By contrast, more individual stocks fell. In the KOSPI market, of 951 stocks whose returns could be measured as of Oct. 31 from the end of last year, 284 (29.9%) declined. The KOSDAQ market looks even worse. By the same yardstick, of 1,729 stocks, 693 (40.1%) have dropped in price this year.

The simple average year-to-date price increase without market-cap weighting was 27.2% for individual KOSPI stocks and 21% for individual KOSDAQ stocks. Domestic equity ETFs dominated at 62.8.

Put simply, investors who used ETFs likely had a higher chance of outperforming those who invested in individual stocks.

This is the result of product characteristics meshing with market conditions. ETFs track underlying indexes. While the components and weights of the underlying index differ by ETF, they basically hold more of larger market-cap stocks. Even active ETFs, where managers have more discretion, still track 70% of their benchmark.

This year, large caps have led Korea's stock market. Samsung Electronics and SK hynix are typical examples. The advance-decline ratio (ADR) shows this well. The ADR is a percentage that divides the number of rising stocks by the number of falling stocks over a set period. It usually uses 20 trading days.

Even on Oct. 31, when the KOSPI index closed at a record high of 4,107.5, the ADR was 88.96%. That means there were more decliners than gainers. The KOSDAQ index's ADR was 78.02%, not far from 75%, commonly seen as a bottom range. In a market like this, unless you periodically rebalance — like an ETF does using market cap and other criteria — you are relatively likely to be left behind.

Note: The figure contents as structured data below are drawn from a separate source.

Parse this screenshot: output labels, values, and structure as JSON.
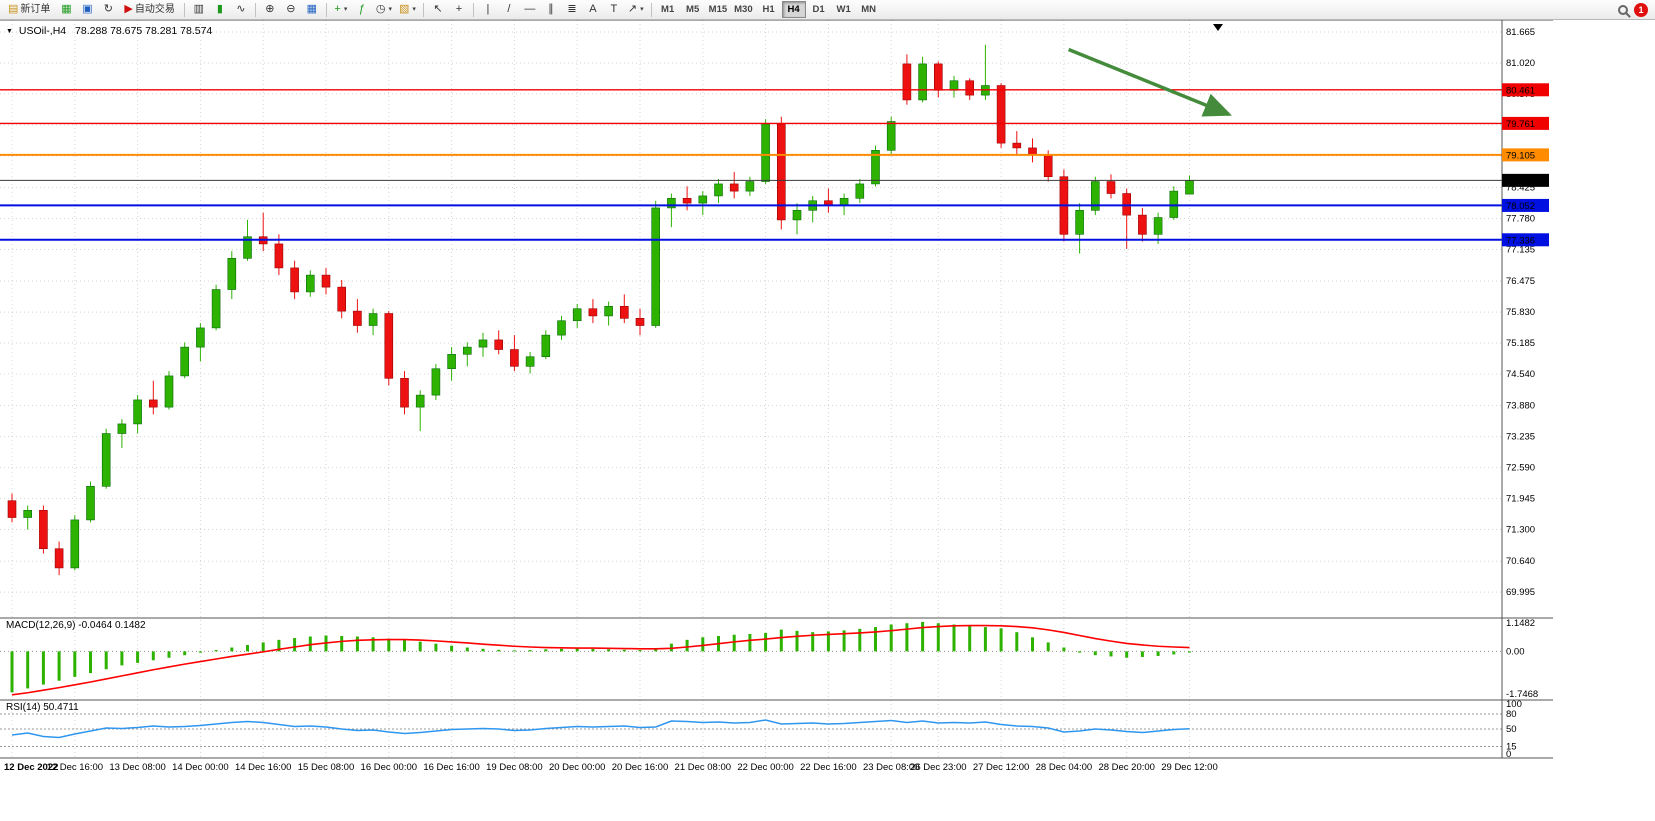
{
  "toolbar": {
    "new_order": {
      "label": "新订单"
    },
    "auto_trading": {
      "label": "自动交易"
    },
    "timeframes": {
      "labels": [
        "M1",
        "M5",
        "M15",
        "M30",
        "H1",
        "H4",
        "D1",
        "W1",
        "MN"
      ],
      "active": "H4"
    },
    "notification": {
      "count": "1"
    }
  },
  "icons": {
    "new_order": "▤",
    "market_watch": "▦",
    "data_window": "▣",
    "strategy_tester": "↻",
    "auto_trading": "▶",
    "bar_chart": "▥",
    "candlestick": "▮",
    "line_chart": "∿",
    "zoom_in": "⊕",
    "zoom_out": "⊖",
    "tile_windows": "▦",
    "new_chart": "+",
    "indicators": "ƒ",
    "periods": "◷",
    "templates": "▧",
    "cursor": "↖",
    "crosshair": "+",
    "vline": "|",
    "trendline": "/",
    "hline": "—",
    "channel": "∥",
    "fibonacci": "≣",
    "text": "A",
    "label": "T",
    "arrows": "↗",
    "dropdown": "▾",
    "collapse": "▼",
    "scroll_marker": "▼"
  },
  "chart": {
    "symbol_period": "USOil-,H4",
    "quote": "78.288 78.675 78.281 78.574"
  },
  "chart_data": {
    "type": "candlestick",
    "symbol": "USOil-",
    "period": "H4",
    "ylim": [
      69.46,
      81.915
    ],
    "ohlc": [
      [
        71.9,
        72.05,
        71.45,
        71.55
      ],
      [
        71.55,
        71.8,
        71.3,
        71.7
      ],
      [
        71.7,
        71.8,
        70.8,
        70.9
      ],
      [
        70.9,
        71.05,
        70.35,
        70.5
      ],
      [
        70.5,
        71.6,
        70.45,
        71.5
      ],
      [
        71.5,
        72.3,
        71.45,
        72.2
      ],
      [
        72.2,
        73.4,
        72.15,
        73.3
      ],
      [
        73.3,
        73.6,
        73.0,
        73.5
      ],
      [
        73.5,
        74.1,
        73.3,
        74.0
      ],
      [
        74.0,
        74.4,
        73.7,
        73.85
      ],
      [
        73.85,
        74.6,
        73.8,
        74.5
      ],
      [
        74.5,
        75.2,
        74.45,
        75.1
      ],
      [
        75.1,
        75.6,
        74.8,
        75.5
      ],
      [
        75.5,
        76.4,
        75.45,
        76.3
      ],
      [
        76.3,
        77.1,
        76.1,
        76.95
      ],
      [
        76.95,
        77.75,
        76.9,
        77.4
      ],
      [
        77.4,
        77.9,
        77.1,
        77.25
      ],
      [
        77.25,
        77.45,
        76.6,
        76.75
      ],
      [
        76.75,
        76.9,
        76.1,
        76.25
      ],
      [
        76.25,
        76.7,
        76.15,
        76.6
      ],
      [
        76.6,
        76.75,
        76.2,
        76.35
      ],
      [
        76.35,
        76.5,
        75.7,
        75.85
      ],
      [
        75.85,
        76.1,
        75.4,
        75.55
      ],
      [
        75.55,
        75.9,
        75.35,
        75.8
      ],
      [
        75.8,
        75.85,
        74.3,
        74.45
      ],
      [
        74.45,
        74.6,
        73.7,
        73.85
      ],
      [
        73.85,
        74.2,
        73.35,
        74.1
      ],
      [
        74.1,
        74.75,
        74.0,
        74.65
      ],
      [
        74.65,
        75.1,
        74.4,
        74.95
      ],
      [
        74.95,
        75.2,
        74.7,
        75.1
      ],
      [
        75.1,
        75.4,
        74.9,
        75.25
      ],
      [
        75.25,
        75.45,
        74.95,
        75.05
      ],
      [
        75.05,
        75.35,
        74.6,
        74.7
      ],
      [
        74.7,
        75.0,
        74.55,
        74.9
      ],
      [
        74.9,
        75.45,
        74.85,
        75.35
      ],
      [
        75.35,
        75.75,
        75.25,
        75.65
      ],
      [
        75.65,
        76.0,
        75.5,
        75.9
      ],
      [
        75.9,
        76.1,
        75.6,
        75.75
      ],
      [
        75.75,
        76.05,
        75.55,
        75.95
      ],
      [
        75.95,
        76.2,
        75.6,
        75.7
      ],
      [
        75.7,
        75.9,
        75.35,
        75.55
      ],
      [
        75.55,
        78.15,
        75.5,
        78.0
      ],
      [
        78.0,
        78.3,
        77.6,
        78.2
      ],
      [
        78.2,
        78.45,
        77.95,
        78.1
      ],
      [
        78.1,
        78.35,
        77.85,
        78.25
      ],
      [
        78.25,
        78.6,
        78.1,
        78.5
      ],
      [
        78.5,
        78.75,
        78.2,
        78.35
      ],
      [
        78.35,
        78.65,
        78.25,
        78.55
      ],
      [
        78.55,
        79.85,
        78.5,
        79.75
      ],
      [
        79.75,
        79.9,
        77.55,
        77.75
      ],
      [
        77.75,
        78.1,
        77.45,
        77.95
      ],
      [
        77.95,
        78.25,
        77.7,
        78.15
      ],
      [
        78.15,
        78.4,
        77.9,
        78.05
      ],
      [
        78.05,
        78.3,
        77.85,
        78.2
      ],
      [
        78.2,
        78.6,
        78.1,
        78.5
      ],
      [
        78.5,
        79.3,
        78.45,
        79.2
      ],
      [
        79.2,
        79.9,
        79.1,
        79.8
      ],
      [
        81.0,
        81.2,
        80.15,
        80.25
      ],
      [
        80.25,
        81.15,
        80.2,
        81.0
      ],
      [
        81.0,
        81.05,
        80.3,
        80.45
      ],
      [
        80.45,
        80.75,
        80.3,
        80.65
      ],
      [
        80.65,
        80.7,
        80.25,
        80.35
      ],
      [
        80.35,
        81.4,
        80.25,
        80.55
      ],
      [
        80.55,
        80.6,
        79.25,
        79.35
      ],
      [
        79.35,
        79.6,
        79.1,
        79.25
      ],
      [
        79.25,
        79.45,
        78.95,
        79.1
      ],
      [
        79.1,
        79.2,
        78.55,
        78.65
      ],
      [
        78.65,
        78.8,
        77.3,
        77.45
      ],
      [
        77.45,
        78.1,
        77.05,
        77.95
      ],
      [
        77.95,
        78.65,
        77.85,
        78.55
      ],
      [
        78.55,
        78.7,
        78.2,
        78.3
      ],
      [
        78.3,
        78.4,
        77.15,
        77.85
      ],
      [
        77.85,
        78.0,
        77.3,
        77.45
      ],
      [
        77.45,
        77.9,
        77.25,
        77.8
      ],
      [
        77.8,
        78.45,
        77.75,
        78.35
      ],
      [
        78.288,
        78.675,
        78.281,
        78.574
      ]
    ],
    "time_labels": [
      {
        "label": "12 Dec 2022",
        "index": 0
      },
      {
        "label": "12 Dec 16:00",
        "index": 4
      },
      {
        "label": "13 Dec 08:00",
        "index": 8
      },
      {
        "label": "14 Dec 00:00",
        "index": 12
      },
      {
        "label": "14 Dec 16:00",
        "index": 16
      },
      {
        "label": "15 Dec 08:00",
        "index": 20
      },
      {
        "label": "16 Dec 00:00",
        "index": 24
      },
      {
        "label": "16 Dec 16:00",
        "index": 28
      },
      {
        "label": "19 Dec 08:00",
        "index": 32
      },
      {
        "label": "20 Dec 00:00",
        "index": 36
      },
      {
        "label": "20 Dec 16:00",
        "index": 40
      },
      {
        "label": "21 Dec 08:00",
        "index": 44
      },
      {
        "label": "22 Dec 00:00",
        "index": 48
      },
      {
        "label": "22 Dec 16:00",
        "index": 52
      },
      {
        "label": "23 Dec 08:00",
        "index": 56
      },
      {
        "label": "26 Dec 23:00",
        "index": 59
      },
      {
        "label": "27 Dec 12:00",
        "index": 63
      },
      {
        "label": "28 Dec 04:00",
        "index": 67
      },
      {
        "label": "28 Dec 20:00",
        "index": 71
      },
      {
        "label": "29 Dec 12:00",
        "index": 75
      }
    ],
    "price_axis_labels": [
      "81.665",
      "81.020",
      "80.375",
      "79.730",
      "79.085",
      "78.425",
      "77.780",
      "77.135",
      "76.475",
      "75.830",
      "75.185",
      "74.540",
      "73.880",
      "73.235",
      "72.590",
      "71.945",
      "71.300",
      "70.640",
      "69.995"
    ],
    "levels": [
      {
        "value": 80.461,
        "label": "80.461",
        "color": "#f00000",
        "width": 1.4
      },
      {
        "value": 79.761,
        "label": "79.761",
        "color": "#f00000",
        "width": 1.4
      },
      {
        "value": 79.105,
        "label": "79.105",
        "color": "#ff8c00",
        "width": 2
      },
      {
        "value": 78.052,
        "label": "78.052",
        "color": "#0010e0",
        "width": 2
      },
      {
        "value": 77.336,
        "label": "77.336",
        "color": "#0010e0",
        "width": 2
      }
    ],
    "bid": {
      "value": 78.574,
      "label": "78.574",
      "color": "#3a3a3a",
      "badge": "#000000"
    },
    "arrow": {
      "from": {
        "index": 67.3,
        "price": 81.3
      },
      "to": {
        "index": 77.5,
        "price": 79.95
      },
      "color": "#458b3c"
    },
    "macd": {
      "label": "MACD(12,26,9)",
      "main_value": "-0.0464",
      "signal_value": "0.1482",
      "ylim": [
        -1.7468,
        1.1482
      ],
      "scale_labels": [
        "1.1482",
        "0.00",
        "-1.7468"
      ],
      "histogram": [
        -1.6,
        -1.45,
        -1.3,
        -1.15,
        -1.0,
        -0.85,
        -0.7,
        -0.55,
        -0.45,
        -0.35,
        -0.25,
        -0.15,
        -0.05,
        0.05,
        0.15,
        0.25,
        0.35,
        0.45,
        0.52,
        0.58,
        0.62,
        0.6,
        0.58,
        0.55,
        0.5,
        0.45,
        0.38,
        0.3,
        0.22,
        0.15,
        0.1,
        0.06,
        0.04,
        0.05,
        0.08,
        0.1,
        0.12,
        0.1,
        0.08,
        0.06,
        0.05,
        0.08,
        0.3,
        0.45,
        0.55,
        0.6,
        0.65,
        0.68,
        0.72,
        0.85,
        0.8,
        0.75,
        0.78,
        0.82,
        0.88,
        0.95,
        1.05,
        1.1,
        1.15,
        1.1,
        1.05,
        1.0,
        0.95,
        0.9,
        0.75,
        0.55,
        0.35,
        0.15,
        -0.05,
        -0.15,
        -0.2,
        -0.25,
        -0.22,
        -0.18,
        -0.12,
        -0.046
      ],
      "signal": [
        -1.7,
        -1.62,
        -1.52,
        -1.42,
        -1.31,
        -1.2,
        -1.08,
        -0.96,
        -0.84,
        -0.72,
        -0.61,
        -0.5,
        -0.4,
        -0.3,
        -0.2,
        -0.11,
        -0.02,
        0.08,
        0.17,
        0.26,
        0.33,
        0.39,
        0.43,
        0.45,
        0.46,
        0.46,
        0.44,
        0.41,
        0.37,
        0.33,
        0.28,
        0.24,
        0.2,
        0.17,
        0.15,
        0.14,
        0.13,
        0.13,
        0.12,
        0.11,
        0.1,
        0.1,
        0.12,
        0.17,
        0.23,
        0.3,
        0.37,
        0.43,
        0.48,
        0.54,
        0.59,
        0.63,
        0.66,
        0.69,
        0.72,
        0.76,
        0.81,
        0.87,
        0.93,
        0.97,
        1.0,
        1.01,
        1.01,
        1.0,
        0.97,
        0.92,
        0.84,
        0.74,
        0.62,
        0.5,
        0.4,
        0.31,
        0.25,
        0.2,
        0.17,
        0.15
      ]
    },
    "rsi": {
      "label": "RSI(14)",
      "value": "50.4711",
      "ylim": [
        0,
        100
      ],
      "levels": [
        80,
        50,
        15
      ],
      "scale_labels": [
        "100",
        "80",
        "50",
        "15",
        "0"
      ],
      "values": [
        38,
        42,
        35,
        33,
        40,
        46,
        52,
        51,
        53,
        56,
        54,
        55,
        57,
        60,
        63,
        65,
        63,
        59,
        55,
        56,
        54,
        50,
        47,
        48,
        44,
        41,
        43,
        46,
        49,
        50,
        51,
        50,
        47,
        48,
        51,
        53,
        55,
        54,
        55,
        56,
        53,
        54,
        66,
        65,
        63,
        64,
        62,
        63,
        68,
        60,
        61,
        62,
        60,
        61,
        63,
        65,
        67,
        63,
        66,
        62,
        63,
        62,
        64,
        59,
        56,
        55,
        52,
        44,
        46,
        50,
        48,
        45,
        43,
        46,
        49,
        50.47
      ]
    },
    "colors": {
      "up": "#2db200",
      "up_border": "#0c6b0c",
      "down": "#ee1111",
      "down_border": "#990000",
      "macd_hist": "#2db200",
      "macd_signal": "#ff0000",
      "rsi_line": "#2f96f0",
      "grid": "#d4d4d4",
      "level_dots": "#9a9a9a"
    }
  }
}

Of course, if you invested in inverse ETFs that track stock moves in reverse, ETFs may not have helped. "KODEX Inverse," which individuals bought 412 billion won worth of this year, fell 46.5% year to date.

That is why some say personal pension accounts performed better than ordinary stock accounts. Personal pension accounts cannot invest in individual stocks or in inverse and leveraged ETFs.

Already, more investors are buying ETFs through personal pension (DC, IRP, and pension savings) accounts. At Samsung Securities, customers holding ETFs in personal pension accounts more than doubled from 163,100 at the end of 2023 to 357,000 at the end of September this year. Over the same period, ETF holdings per person (balance ÷ number of customers) rose from 19 million won to 30.5 million won.

It is understandable to be drawn to single stocks. There are cases like WONIK HOLDINGS achieving a "ten-bagger" — a stock that rises more than tenfold — in just a year. Even so, among domestic equity ETFs, the top year-to-date performer "PLUS K-Defense" rose more than threefold, and "HANARO Nuclear iSelect" and "TIGER 200 Heavy Industry" also posted share price gains around 190%.

In a market where FOMO — the fear of missing out — can flare up, it may be better to consider using ETFs rather than blindly jumping into individual stocks. Not everyone has a knack for investing, and beating the market is even harder.